Katastropheneinsatz des THW Lüdenscheid an der Elbe

Katastropheneinsatz des THW Lüdenscheid an der Elbe

Aufgrund der dramatischen Hochwasserlage im Süden und Osten der Bundesrepublik wurde die Ortsverbände im Landesverband NRW am 05.06.2013 in die Bereitschaftsstufe 1 versetzt.

Sofort begannen im Ortsverband Lüdenscheid alle Vorbereitungen für einen eventuellen Hochwassereinsatz. Taschen wurden gepackt und das Technische Gerät wurde erneut Überprüft.

Am Samstag, 08.06.2013, folgte in den Nachmittagsstunden der Einsatzbefehl.

Die Kreisleitstelle des Märkischen Kreises löste per digitalen Meldeempfänger den Einsatzalarm aus. 14 Einsatzkräfte des OV Lüdenscheid konnten aufgrund der guten Vorbereitung mit drei Einsatzfahrzeugen schnell nach Bielefeld ausrücken. In Bielefeld wurden die Mannschaften aus dem Ortsverbänden Altena, Balve, Dortmund, Hamm, Lüdenscheid, Lünen, Unna und Werne gesammelt. Nach einem kurzem Technischen Halt ging es für die 100 Mann starke Truppe im Marschverband in das Einsatzgebiet Jerichower Land.


Untergebracht wurden wir in einer Sporthalle in Parey, geschlafen wurde auf Feldbetten. Nach dem Aufbau der Feldbetten bis 04:00 Uhr morgens war den Helferinnen und Helfern des THW nur eine kurze Nachtruhe gegönnt. Bereits um 06:00 Uhr ging der THW Verband gemeinsam in den Einsatz.


Erster Einsatzort war die Gemeinde Jerichow. Die Hochwasserschutzanlage hatte sich aus der Verankerung gelöst. Es drohte ein Totalversagen der Hochwasserschutzanlage, mit der Folge, das Jerichow überschwemmt worden wäre.


Interessanter Weise befindet sich die Elbe normalerweise drei Kilometer von Jerichow entfernt. Daran konnten die Ausmaße der Überschwemmung verdeutlicht werden. Der Pegel steht hier einen halben Meter über der Marke von 2002.

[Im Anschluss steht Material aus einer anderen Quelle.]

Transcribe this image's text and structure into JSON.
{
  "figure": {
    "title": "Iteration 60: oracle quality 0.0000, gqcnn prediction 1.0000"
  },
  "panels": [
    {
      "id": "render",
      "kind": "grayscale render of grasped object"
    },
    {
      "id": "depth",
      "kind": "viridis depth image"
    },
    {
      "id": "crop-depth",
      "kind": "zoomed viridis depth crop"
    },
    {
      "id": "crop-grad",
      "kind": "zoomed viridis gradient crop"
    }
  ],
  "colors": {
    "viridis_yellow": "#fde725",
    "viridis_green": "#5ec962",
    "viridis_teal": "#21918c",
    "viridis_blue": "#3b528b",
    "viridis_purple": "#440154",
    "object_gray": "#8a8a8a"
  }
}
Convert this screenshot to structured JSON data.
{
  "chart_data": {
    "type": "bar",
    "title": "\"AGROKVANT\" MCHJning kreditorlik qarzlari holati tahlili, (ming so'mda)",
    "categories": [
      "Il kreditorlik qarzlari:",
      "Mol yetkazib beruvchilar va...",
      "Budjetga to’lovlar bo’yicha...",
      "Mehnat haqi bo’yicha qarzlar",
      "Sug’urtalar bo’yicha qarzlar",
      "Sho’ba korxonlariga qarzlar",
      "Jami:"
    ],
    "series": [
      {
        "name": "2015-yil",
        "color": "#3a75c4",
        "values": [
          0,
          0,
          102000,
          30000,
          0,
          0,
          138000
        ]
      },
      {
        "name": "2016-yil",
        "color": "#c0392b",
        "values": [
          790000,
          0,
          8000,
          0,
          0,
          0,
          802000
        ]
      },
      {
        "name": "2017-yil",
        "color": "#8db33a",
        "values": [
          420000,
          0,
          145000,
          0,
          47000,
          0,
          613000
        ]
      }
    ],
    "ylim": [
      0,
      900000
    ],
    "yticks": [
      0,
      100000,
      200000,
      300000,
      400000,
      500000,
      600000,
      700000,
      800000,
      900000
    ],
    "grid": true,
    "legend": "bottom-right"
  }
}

In Jerichow galt es nun die Hochwasserschutzanlage mit Sandsäcken zu schützen,

Lücken in der Verteidigungsanlage zu schließen und ein Umspannwerk zu schützen, das für Jerichow wichtig für die Stromversorgung ist.


In einem angrenzenden Haus lief der Keller voll Wasser und drohte den Öltank aus der Verankerung zu reißen. Mit Sandsäcken und Tauchpumpen wurde versucht den Keller zu schützen, letztlich erfolglos. Der Öltank konnte aufgrund einer alten Gewölbedecke nicht mit Holz verkeilt werden, da die auftretenden Kräfte beim aufschwimmen des Tankes die Decke zum Einsturz hätte bringen können.


Nach stundenlanger harter Arbeit konnte die Lage stabilisiert werden. Der Notdeich hält, Jerichow bleibt trocken. Einsatzkräfte und Einwohner atmen vorerst auf.


Für die nächste Einsatzstelle werden die Kräfte aus den Ortverbänden Altena, Balve, Halver, Lüdenscheid und Unna zusammengestellt. Es geht Richtung Fischbeck.

Kurz vor Fischbeck sind bereits erste Anzeichen einer Unterspülung des Deiches zu sehen. Sickerwasser sprudelt aus mehreren Löcher. Werden die Sickerstellen nicht zum versiegen gebracht, droht akute Dammbruchgefahr.


Die Einsatzkräfte entscheiden sich mit Hunderten von Sandsäcken sogenannte Quellkaden zu bauen, in denen ein Gegendruck zum Sickerwasser erzeugt werden soll. So kann verhindert werden, das der Deich weiter ausgespült wird.


Während der Aktion steht das Elbewasser nur wenige Zentimeter unterhalb der Deichkrone. Hubschrauber der Bundeswehr und Bundespolizei fliegen im Minutentakt im Tiefflug über unsere Einsatzstelle. Sie bringen Bigpacks zu der gefährdeten Deichstelle in Fischbeck - nur rund 1,5KM von unserer Einsatzstelle entfernt. In der Nacht bricht der Deich bei Fischbeck auf 100m Länge ein - eine Fläche doppelt so groß wie der Bodensee wird nun überschwemmt.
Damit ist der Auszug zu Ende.